The closest Alvarez came to revealing the disillusionment that accompanied his disconnect with his former promoter -- who wasn't just any boxing businessman but also a legend of the ring -- was when he addressed his own dual role as a fighter and promoter. For a decade, Alvarez has headed Canelo Promotions, which works with young fighters in Mexico.
"We are here to help them, to be there for their best interests," he said.
And if the time comes when the interests of the fighter differ from the interests of the promoter?
"Obviously, if they're not happy, if they're not content with anything that we're doing with them, let them go," Alvarez said. "We are here to help them become what they are to become, but not keep them if they're not happy with us."

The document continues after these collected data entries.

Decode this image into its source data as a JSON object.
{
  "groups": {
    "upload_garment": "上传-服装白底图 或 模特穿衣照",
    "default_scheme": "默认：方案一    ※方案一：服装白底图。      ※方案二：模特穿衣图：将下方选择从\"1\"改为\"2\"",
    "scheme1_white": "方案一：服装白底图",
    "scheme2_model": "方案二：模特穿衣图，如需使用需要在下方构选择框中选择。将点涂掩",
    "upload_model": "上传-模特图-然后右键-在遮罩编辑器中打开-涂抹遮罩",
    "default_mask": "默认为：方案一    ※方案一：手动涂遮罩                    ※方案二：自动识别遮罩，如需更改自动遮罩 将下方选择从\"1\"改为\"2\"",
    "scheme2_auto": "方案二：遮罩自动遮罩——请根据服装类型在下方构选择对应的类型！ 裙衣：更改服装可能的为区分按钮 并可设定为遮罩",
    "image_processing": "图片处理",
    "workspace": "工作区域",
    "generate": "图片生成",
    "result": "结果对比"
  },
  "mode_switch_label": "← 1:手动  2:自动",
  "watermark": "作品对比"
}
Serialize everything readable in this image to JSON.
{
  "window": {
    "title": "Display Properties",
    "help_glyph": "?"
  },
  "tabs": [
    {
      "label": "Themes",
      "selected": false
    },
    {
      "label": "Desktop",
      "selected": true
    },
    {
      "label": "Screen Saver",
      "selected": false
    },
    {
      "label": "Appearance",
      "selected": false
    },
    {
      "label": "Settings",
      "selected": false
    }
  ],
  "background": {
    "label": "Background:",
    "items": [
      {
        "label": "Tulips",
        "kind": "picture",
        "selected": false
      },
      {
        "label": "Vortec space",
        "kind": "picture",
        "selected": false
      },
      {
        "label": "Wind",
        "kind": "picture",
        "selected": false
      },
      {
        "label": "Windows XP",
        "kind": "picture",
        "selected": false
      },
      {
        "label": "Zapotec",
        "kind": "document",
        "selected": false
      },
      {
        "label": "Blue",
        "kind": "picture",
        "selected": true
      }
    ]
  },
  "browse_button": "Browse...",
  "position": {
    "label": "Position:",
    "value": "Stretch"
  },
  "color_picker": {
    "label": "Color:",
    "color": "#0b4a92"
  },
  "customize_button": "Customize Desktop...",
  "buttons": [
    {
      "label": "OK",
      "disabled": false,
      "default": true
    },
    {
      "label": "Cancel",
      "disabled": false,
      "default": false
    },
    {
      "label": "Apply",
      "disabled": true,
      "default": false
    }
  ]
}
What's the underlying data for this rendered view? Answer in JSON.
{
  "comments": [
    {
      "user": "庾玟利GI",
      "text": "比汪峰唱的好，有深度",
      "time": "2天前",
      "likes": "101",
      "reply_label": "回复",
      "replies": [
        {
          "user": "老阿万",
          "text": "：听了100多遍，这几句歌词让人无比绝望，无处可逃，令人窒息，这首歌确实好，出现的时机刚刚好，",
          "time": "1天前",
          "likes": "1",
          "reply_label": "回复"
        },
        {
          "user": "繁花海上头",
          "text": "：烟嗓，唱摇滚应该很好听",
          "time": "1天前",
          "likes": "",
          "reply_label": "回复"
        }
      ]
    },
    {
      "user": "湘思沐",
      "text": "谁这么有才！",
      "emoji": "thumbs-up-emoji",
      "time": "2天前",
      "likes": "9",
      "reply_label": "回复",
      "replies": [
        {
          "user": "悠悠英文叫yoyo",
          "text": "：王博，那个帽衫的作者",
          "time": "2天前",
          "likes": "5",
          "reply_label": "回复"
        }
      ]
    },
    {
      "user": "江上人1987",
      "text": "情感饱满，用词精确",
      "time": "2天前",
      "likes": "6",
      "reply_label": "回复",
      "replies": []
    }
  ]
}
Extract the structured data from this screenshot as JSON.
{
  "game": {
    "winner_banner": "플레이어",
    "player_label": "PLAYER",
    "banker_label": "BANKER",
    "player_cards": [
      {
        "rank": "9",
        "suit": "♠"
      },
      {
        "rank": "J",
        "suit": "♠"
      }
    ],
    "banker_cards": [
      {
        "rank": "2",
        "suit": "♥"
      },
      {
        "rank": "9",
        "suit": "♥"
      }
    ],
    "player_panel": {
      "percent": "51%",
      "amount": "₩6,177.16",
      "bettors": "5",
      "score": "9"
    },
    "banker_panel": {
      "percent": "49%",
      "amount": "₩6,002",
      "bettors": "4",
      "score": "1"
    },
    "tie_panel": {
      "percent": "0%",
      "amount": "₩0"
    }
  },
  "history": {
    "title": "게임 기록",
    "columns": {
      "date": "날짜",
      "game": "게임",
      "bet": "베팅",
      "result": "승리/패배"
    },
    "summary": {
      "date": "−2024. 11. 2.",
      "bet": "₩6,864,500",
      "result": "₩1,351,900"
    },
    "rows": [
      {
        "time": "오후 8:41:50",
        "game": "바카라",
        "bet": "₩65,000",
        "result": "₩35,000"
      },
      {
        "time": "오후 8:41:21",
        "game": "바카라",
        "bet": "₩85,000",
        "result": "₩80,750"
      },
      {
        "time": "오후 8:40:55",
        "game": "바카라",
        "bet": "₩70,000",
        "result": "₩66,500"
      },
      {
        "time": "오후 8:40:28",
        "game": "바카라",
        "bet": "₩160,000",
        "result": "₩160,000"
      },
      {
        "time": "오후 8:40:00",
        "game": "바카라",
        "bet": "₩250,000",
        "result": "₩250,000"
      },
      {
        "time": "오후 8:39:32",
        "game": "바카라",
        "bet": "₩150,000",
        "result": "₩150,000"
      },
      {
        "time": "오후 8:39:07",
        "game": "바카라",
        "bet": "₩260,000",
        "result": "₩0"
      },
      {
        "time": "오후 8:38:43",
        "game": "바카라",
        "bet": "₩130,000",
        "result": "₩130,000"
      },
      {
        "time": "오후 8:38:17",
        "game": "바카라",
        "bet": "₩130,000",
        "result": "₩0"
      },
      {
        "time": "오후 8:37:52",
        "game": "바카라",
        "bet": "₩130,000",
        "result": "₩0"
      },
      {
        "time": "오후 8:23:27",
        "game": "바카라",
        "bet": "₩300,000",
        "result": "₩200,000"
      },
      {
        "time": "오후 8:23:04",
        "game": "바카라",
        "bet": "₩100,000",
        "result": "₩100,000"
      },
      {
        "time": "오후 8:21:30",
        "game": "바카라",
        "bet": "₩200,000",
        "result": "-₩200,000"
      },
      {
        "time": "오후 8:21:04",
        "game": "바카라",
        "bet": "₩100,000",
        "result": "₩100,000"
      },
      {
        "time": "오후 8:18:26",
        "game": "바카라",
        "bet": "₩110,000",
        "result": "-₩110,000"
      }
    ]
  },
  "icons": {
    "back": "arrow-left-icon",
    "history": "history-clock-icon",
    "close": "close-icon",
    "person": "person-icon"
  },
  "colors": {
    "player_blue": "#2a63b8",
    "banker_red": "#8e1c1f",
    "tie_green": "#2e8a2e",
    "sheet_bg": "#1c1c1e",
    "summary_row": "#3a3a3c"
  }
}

Of course, Alvarez the promoter does not have anyone under contract whose status in the sport rises anywhere near the level of Alvarez the fighter. Perhaps his future will take him to that crossroads. As Alvarez takes the reins of his own fight career and continues to run his promotional company, there will be lessons for him to learn about the boxing business.
"The last year, we were just not seeing eye to eye, we were not working well together. But before that, we had great years together. And I don't wish him ill. I wish him the best. And that is it." Canelo Alvarez on Oscar De La Hoya, chairman and CEO of Golden Boy Promotions
One recent business development -- a lucrative one -- that Alvarez does not favor in boxing: spectacle bouts featuring celebrities. He was among the millions who tuned in three weeks ago and watched YouTuber Jake Paul knock out former NBA star Nate Robinson, and he did not like what he saw.
"I don't know why the [state athletic] commission would grant them a license when this is not what they do, like the basketball player that's never done it," Alvarez said. "Why would they give him a license? He could get hurt while doing that. We've seen it happen."
Why was he watching, then?
Alvarez was tuned in to the pay-per-view for that night's main event, the return to the ring of champions Mike Tyson and Roy Jones Jr. Both men are in their 50s, yet Alvarez came away from their fight unabashedly awed, particularly by Tyson. Although Jones had competed as recently as 2018, Iron Mike had been collecting rust for 15 years. That a fighter could perform as he did following such an extended inactivity was fascinating to Alvarez.
"Such a legend, Tyson -- it's great to see," Alvarez said. "His biggest fight was the fight against himself, being able to get in the ring and do what he does."
Twenty years from now, Alvarez was asked, might we be talking about a return to the ring by a 50-year-old Canelo?
There was a pause as Alvarez pondered such a future, and then a not-so-emphatic "We'll see."
The future has so many possibilities when it is fully under one's own control. That future starts this weekend, when Alvarez seeks to add another title belt to his trophy case. How he performs against Smith will be the first trending signal in over a year, indicating the trajectory of the Canelo business headed into 2021.